Keep the discussions about the present whenever possible.  Even if everything you say is true about the droughts and famines that will hit in the next century, it is hard to care.  In fact, it isn’t clear that we should care, but that is getting off topic.  I need to get dinner ready and I have a conference call in the morning.  I’ll worry about next century when I have some free time.  For now, just tell me about how upgrading the grid will help keep me employed or how shopping at my local farmer’s market will make my dinner tastier.

This is just an outline.  I really do have a conference call in the morning, so I’m not going to construct a full argument for environmentalism.  But, this is a much better place to argue from than where we are now.

Choir Preaching

If there is one thing I hate it is preaching to the choir.  I don’t care if I’m the preacher, in the choir or just an innocent bystander.  It really bugs me.  I find it so distasteful that I have a hard time seeing how anyone could like it.  But, like it someone must since many people make a good living by doing it.

I should start out by saying that this doesn’t mean I have a problem any time two or more people agree with each other.  There is value in like minded people discussing topics.  No one agrees about everything, so when like minded people have a discussion, they can skip over the broad areas of agreement and focus on the areas that need work.  What I am talking about is when two or more people agree with each other and all they are willing to discuss is the things that they agree about.  And, not only that, they act very excited and threatened while having a discussion with people who agree with them about the things that they agree upon.  I’m thinking of Rush Limbaugh and Michael Moore (If you never noticed that Limbaugh and Moore are the same, you probably don’t mind choir preaching as much as I do).

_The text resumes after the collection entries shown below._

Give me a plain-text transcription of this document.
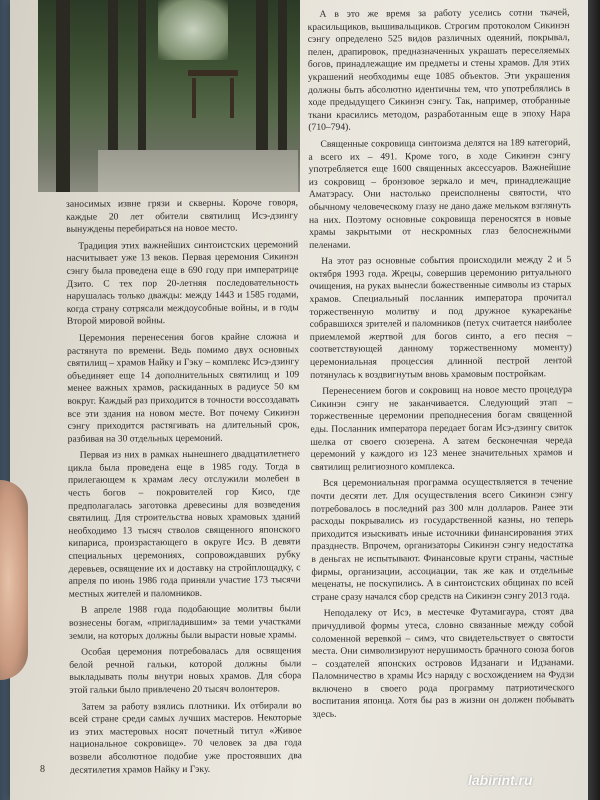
заносимых извне грязи и скверны. Короче говоря, каждые 20 лет обители святилищ Исэ-дзингу вынуждены перебираться на новое место.

Традиция этих важнейших синтоистских церемоний насчитывает уже 13 веков. Первая церемония Сикинэн сэнгу была проведена еще в 690 году при императрице Дзито. С тех пор 20-летняя последовательность нарушалась только дважды: между 1443 и 1585 годами, когда страну сотрясали междоусобные войны, и в годы Второй мировой войны.

Церемония перенесения богов крайне сложна и растянута по времени. Ведь помимо двух основных святилищ – храмов Найку и Гэку – комплекс Исэ-дзингу объединяет еще 14 дополнительных святилищ и 109 менее важных храмов, раскиданных в радиусе 50 км вокруг. Каждый раз приходится в точности воссоздавать все эти здания на новом месте. Вот почему Сикинэн сэнгу приходится растягивать на длительный срок, разбивая на 30 отдельных церемоний.

Первая из них в рамках нынешнего двадцатилетнего цикла была проведена еще в 1985 году. Тогда в прилегающем к храмам лесу отслужили молебен в честь богов – покровителей гор Кисо, где предполагалась заготовка древесины для возведения святилищ. Для строительства новых храмовых зданий необходимо 13 тысяч стволов священного японского кипариса, произрастающего в округе Исэ. В девяти специальных церемониях, сопровождавших рубку деревьев, освящение их и доставку на стройплощадку, с апреля по июнь 1986 года приняли участие 173 тысячи местных жителей и паломников.

В апреле 1988 года подобающие молитвы были вознесены богам, «пригладившим» за теми участками земли, на которых должны были вырасти новые храмы.

Особая церемония потребовалась для освящения белой речной гальки, которой должны были выкладывать полы внутри новых храмов. Для сбора этой гальки было привлечено 20 тысяч волонтеров.

Затем за работу взялись плотники. Их отбирали во всей стране среди самых лучших мастеров. Некоторые из этих мастеровых носят почетный титул «Живое национальное сокровище». 70 человек за два года возвели абсолютное подобие уже простоявших два десятилетия храмов Найку и Гэку.

А в это же время за работу уселись сотни ткачей, красильщиков, вышивальщиков. Строгим протоколом Сикинэн сэнгу определено 525 видов различных одеяний, покрывал, пелен, драпировок, предназначенных украшать переселяемых богов, принадлежащие им предметы и стены храмов. Для этих украшений необходимы еще 1085 объектов. Эти украшения должны быть абсолютно идентичны тем, что употреблялись в ходе предыдущего Сикинэн сэнгу. Так, например, отобранные ткани красились методом, разработанным еще в эпоху Нара (710–794).

Священные сокровища синтоизма делятся на 189 категорий, а всего их – 491. Кроме того, в ходе Сикинэн сэнгу употребляется еще 1600 священных аксессуаров. Важнейшие из сокровищ – бронзовое зеркало и меч, принадлежащие Аматэрасу. Они настолько преисполнены святости, что обычному человеческому глазу не дано даже мельком взглянуть на них. Поэтому основные сокровища переносятся в новые храмы закрытыми от нескромных глаз белоснежными пеленами.

На этот раз основные события происходили между 2 и 5 октября 1993 года. Жрецы, совершив церемонию ритуального очищения, на руках вынесли божественные символы из старых храмов. Специальный посланник императора прочитал торжественную молитву и под дружное кукареканье собравшихся зрителей и паломников (петух считается наиболее приемлемой жертвой для богов синто, а его песня – соответствующей данному торжественному моменту) церемониальная процессия длинной пестрой лентой потянулась к воздвигнутым вновь храмовым постройкам.

Перенесением богов и сокровищ на новое место процедура Сикинэн сэнгу не заканчивается. Следующий этап – торжественные церемонии преподнесения богам священной еды. Посланник императора передает богам Исэ-дзингу свиток шелка от своего сюзерена. А затем бесконечная череда церемоний у каждого из 123 менее значительных храмов и святилищ религиозного комплекса.

Вся церемониальная программа осуществляется в течение почти десяти лет. Для осуществления всего Сикинэн сэнгу потребовалось в последний раз 300 млн долларов. Ранее эти расходы покрывались из государственной казны, но теперь приходится изыскивать иные источники финансирования этих празднеств. Впрочем, организаторы Сикинэн сэнгу недостатка в деньгах не испытывают. Финансовые круги страны, частные фирмы, организации, ассоциации, так же как и отдельные меценаты, не поскупились. А в синтоистских общинах по всей стране сразу начался сбор средств на Сикинэн сэнгу 2013 года.

Неподалеку от Исэ, в местечке Футамигаура, стоят два причудливой формы утеса, словно связанные между собой соломенной веревкой – симэ, что свидетельствует о святости места. Они символизируют нерушимость брачного союза богов – создателей японских островов Идзанаги и Идзанами. Паломничество в храмы Исэ наряду с восхождением на Фудзи включено в своего рода программу патриотического воспитания японца. Хотя бы раз в жизни он должен побывать здесь.

8
labirint.ru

One of the main reasons why I hate it so much is that it is completely pointless.  I know a lot of people on the left that think Rush and Bill O’Reilly are scary and that they are hurting this country.  My response is that neither one has ever made a difference.  No one has ever had an open mind about a topic (or a left leaning view) and heard one of them talk and said, “I see his point and it’s a good one!”  It just doesn’t happen.  The only people that like what they have to say are the people who start out with the same beliefs.  If they find it entertaining, so be it.  But, it isn’t anything to worry about because it doesn’t do anything.

Another reason I hate it so much is that it is so smug.  Whether it’s Christopher Hitchens railing against Mother Theresa or Michael Moore railing against GM, there is an incredible self-satisfied arrogance.  Since they are only talking to people who share their opinions, there is no need to reflect on those opinions.  Why should Hitchens try to see things from a Catholic’s point of view when he’s talking to a room full of atheists?  Why should Moore try to see things from management’s perspective when he is talking to a room full of union members?  And since their audiences never disagree with them, they naturally start to feel pretty smart.

And another reason I hate it is because it leads to sloppy thinking.  I’m not a biologist, but I have it on good authority that Richard Dawkins was one of the best once upon a time.  Since he published “The God Delusion” and it became a best seller, he’s more crack pot than thoughtful.  Charlton Heston was talented and engaging.  But get him in front of an NRA meeting and he was a raving lunatic.  People get a little success preaching to the choir and they squander their talents.

It is a free country, so if people enjoy feeling vindicated by ignoring opposing views, that is their business.  I just wish I didn’t have to witness it.